Après l’assemblée plénière du Conseil régional de vendredi dernier qui avait mis en lumière la gestion onéreuse des ressources humaines de la collectivité, la Chambre régionale des Comptes (CRC) de La Réunion vient confirmer les éléments présentés lors des débats. Dans son rapport d’observations définitives publié le 2 août, la CRC a analysé la gestion des ressources humaines depuis 2015.
La Pyramide inversée compte 2 900 agents qui, rapportés à la population, représentent les effectifs et la masse salariale la plus élevée des régions françaises. Le taux d’administration est supérieur d’au moins deux fois aux autres régions françaises avec 3,4 agents pour 1 000 habitants. La collectivité consacre 150 millions d’euros à ses charges de personnel, soit 31,5% de ses dépenses de fonctionnement.

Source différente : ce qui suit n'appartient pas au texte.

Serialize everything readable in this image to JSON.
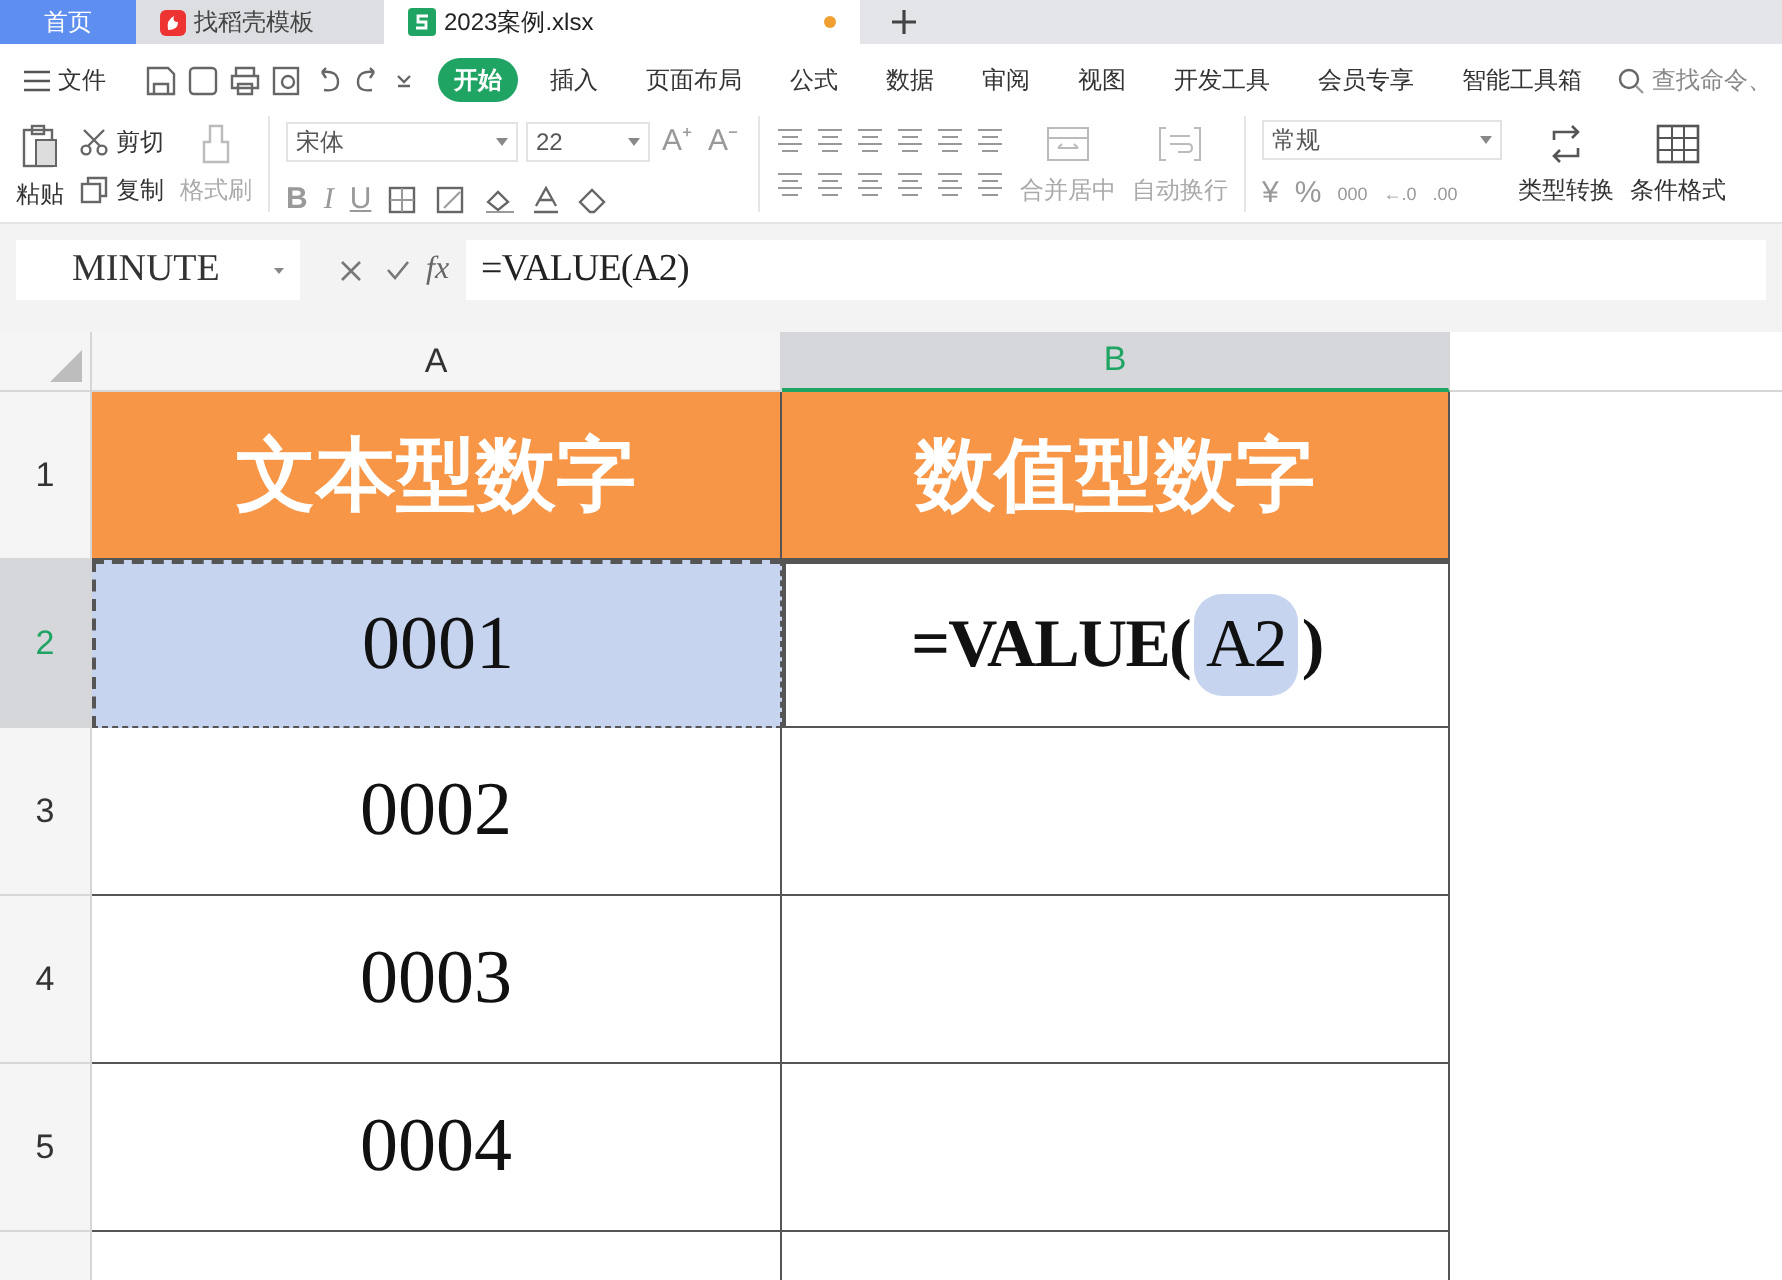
{
  "tabs": [
    {
      "label": "首页",
      "kind": "home",
      "selected": false
    },
    {
      "label": "找稻壳模板",
      "kind": "template",
      "selected": false
    },
    {
      "label": "2023案例.xlsx",
      "kind": "file",
      "selected": true
    }
  ],
  "menu": {
    "file_label": "文件",
    "items": [
      {
        "label": "开始",
        "selected": true
      },
      {
        "label": "插入",
        "selected": false
      },
      {
        "label": "页面布局",
        "selected": false
      },
      {
        "label": "公式",
        "selected": false
      },
      {
        "label": "数据",
        "selected": false
      },
      {
        "label": "审阅",
        "selected": false
      },
      {
        "label": "视图",
        "selected": false
      },
      {
        "label": "开发工具",
        "selected": false
      },
      {
        "label": "会员专享",
        "selected": false
      },
      {
        "label": "智能工具箱",
        "selected": false
      }
    ],
    "search": {
      "placeholder": "查找命令、"
    }
  },
  "ribbon": {
    "paste": "粘贴",
    "cut": "剪切",
    "copy": "复制",
    "format_painter": {
      "label": "格式刷",
      "disabled": true
    },
    "font_name": "宋体",
    "font_size": "22",
    "size_buttons": [
      "A⁺",
      "A⁻"
    ],
    "style_buttons": [
      "B",
      "I",
      "U"
    ],
    "merge": {
      "label": "合并居中",
      "disabled": true
    },
    "wrap": {
      "label": "自动换行",
      "disabled": true
    },
    "number_format": "常规",
    "number_buttons": [
      "¥",
      "%",
      "000",
      "←.0",
      ".00"
    ],
    "convert": {
      "label": "类型转换",
      "disabled": false
    },
    "conditional": {
      "label": "条件格式",
      "disabled": false
    }
  },
  "formula_bar": {
    "name_box": "MINUTE",
    "fx": "fx",
    "formula": "=VALUE(A2)"
  },
  "sheet": {
    "columns": [
      {
        "label": "A",
        "selected": false
      },
      {
        "label": "B",
        "selected": true
      }
    ],
    "rows": [
      {
        "number": "1",
        "selected": false,
        "cells": [
          {
            "kind": "header",
            "text": "文本型数字"
          },
          {
            "kind": "header",
            "text": "数值型数字"
          }
        ]
      },
      {
        "number": "2",
        "selected": true,
        "cells": [
          {
            "kind": "value",
            "text": "0001",
            "marked": true
          },
          {
            "kind": "formula",
            "text": "=VALUE(",
            "ref": "A2",
            "tail": ")"
          }
        ]
      },
      {
        "number": "3",
        "selected": false,
        "cells": [
          {
            "kind": "value",
            "text": "0002",
            "marked": false
          },
          {
            "kind": "empty"
          }
        ]
      },
      {
        "number": "4",
        "selected": false,
        "cells": [
          {
            "kind": "value",
            "text": "0003",
            "marked": false
          },
          {
            "kind": "empty"
          }
        ]
      },
      {
        "number": "5",
        "selected": false,
        "cells": [
          {
            "kind": "value",
            "text": "0004",
            "marked": false
          },
          {
            "kind": "empty"
          }
        ]
      }
    ]
  }
}
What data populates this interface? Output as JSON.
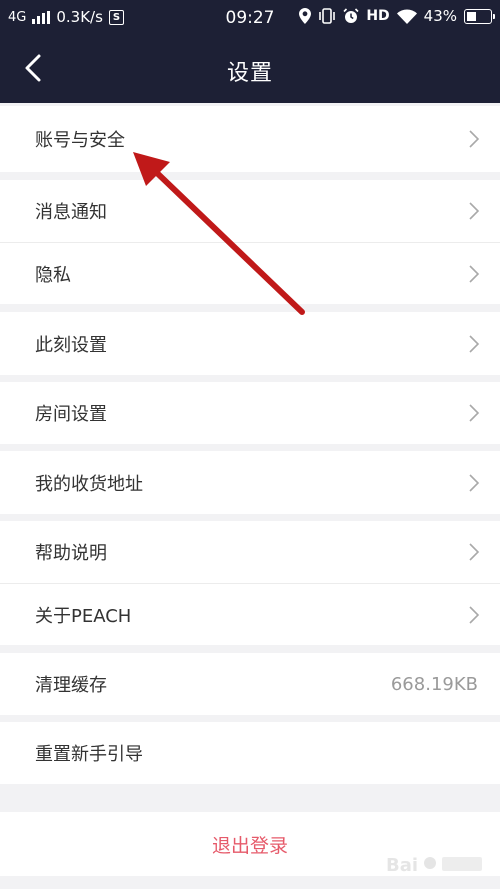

Parmi les spécificités qui alourdissent ce coût, la surrémunération représente un montant annuel de 28,5 M€. Le nombre de lycéens est également une explication, car l’île compte 55 lycéens pour 1 000 habitants contre 30 en métropole. Enfin, la région se substitue au département sur la compétence des routes nationales. Mais ces éléments ne peuvent à eux seuls expliquer autant de personnels.
Hausse d’effectifs et titularisations hors cadre
Le rapport confirme qu’entre 2015 et 2018, les effectifs ont augmenté de 21,5%. Un tiers de ces embauches ont concerné les transferts de compétences, notamment la gestion du fonds européen FEDER. Les deux autres tiers sont principalement consacrés au nombre d’agents techniques dans les lycées.
À partir de 2018, ce chiffre s’est stabilisé même si 323 agents ont été titularisés. Une décision qui limite ses marges de manœuvre pour la maîtrise de sa masse salariale, selon la CRC. Cette dernière estime que l’assemblée délibérante devrait être plus impliquée dans les décisions prises en matière d’effectifs. Jusqu’en 2017, 150 agents étaient recrutés annuellement sans son autorisation.
La CRC indique que la majorité des effectifs de la collectivité régionale est composée de fonctionnaires. Elle pointe cependant du doigt le parcours professionnel pour arriver à ce statut. Le plus souvent, les agents ont été contractuels avant d’accéder à la fonction. Un parcours statutaire des agents qui contourne le statut de la fonction publique territoriale, souligne la CRC.
Régime indemnitaire très favorable et cabinet dispendieux
Pour la juridiction administrative financière, cette situation offre un dialogue social et une gestion des ressources humaines favorables aux agents. La CRC estime qu’une révision des accords sur l’aménagement et l’organisation du temps de travail permettrait d’optimiser l’efficacité des services.
Le rapport pointe également du doigt le régime indemnitaire très favorable dont bénéficient une cinquantaine d’agents. Ces derniers perçoivent le maximum prévu par la réglementation. Pour la CRC, il conviendrait d’instaurer le régime indemnitaire tenant compte des fonctions, des sujétions, de l’expertise et de l’engagement professionnel (RIFSEEP), obligation réglementaire depuis 2016, en veillant à son coût, sachant qu’il implique la suppression de la prime semestrielle, soit une dépense annuelle de 1,9 M€.
Enfin, la CRC insiste sur l’organisation dispendieuse du cabinet qui déroge à la réglementation. Elle estime que 22 agents paraissent avoir exercé des fonctions de collaborateurs de cabinet en 2020 en plus des quatre identifiés dans l’organigramme, alors que le plafond autorisé par la loi est de six. De plus, le rapport précise que "leurs parcours professionnels et leurs engagements publics mettent en évidence des fonctions politiques davantage qu’administratives". Le tout pour un coût annuel de 1,4 M€.
La CRC termine toutefois son rapport sur une bonne note puisqu’elle souligne que ces anomalies ont été relevées. La collectivité dispose de marges de manœuvre pour poursuivre la démarche récemment engagée de réduction des effectifs et de stabilisation de ses charges de personnel, comme elle le recommande.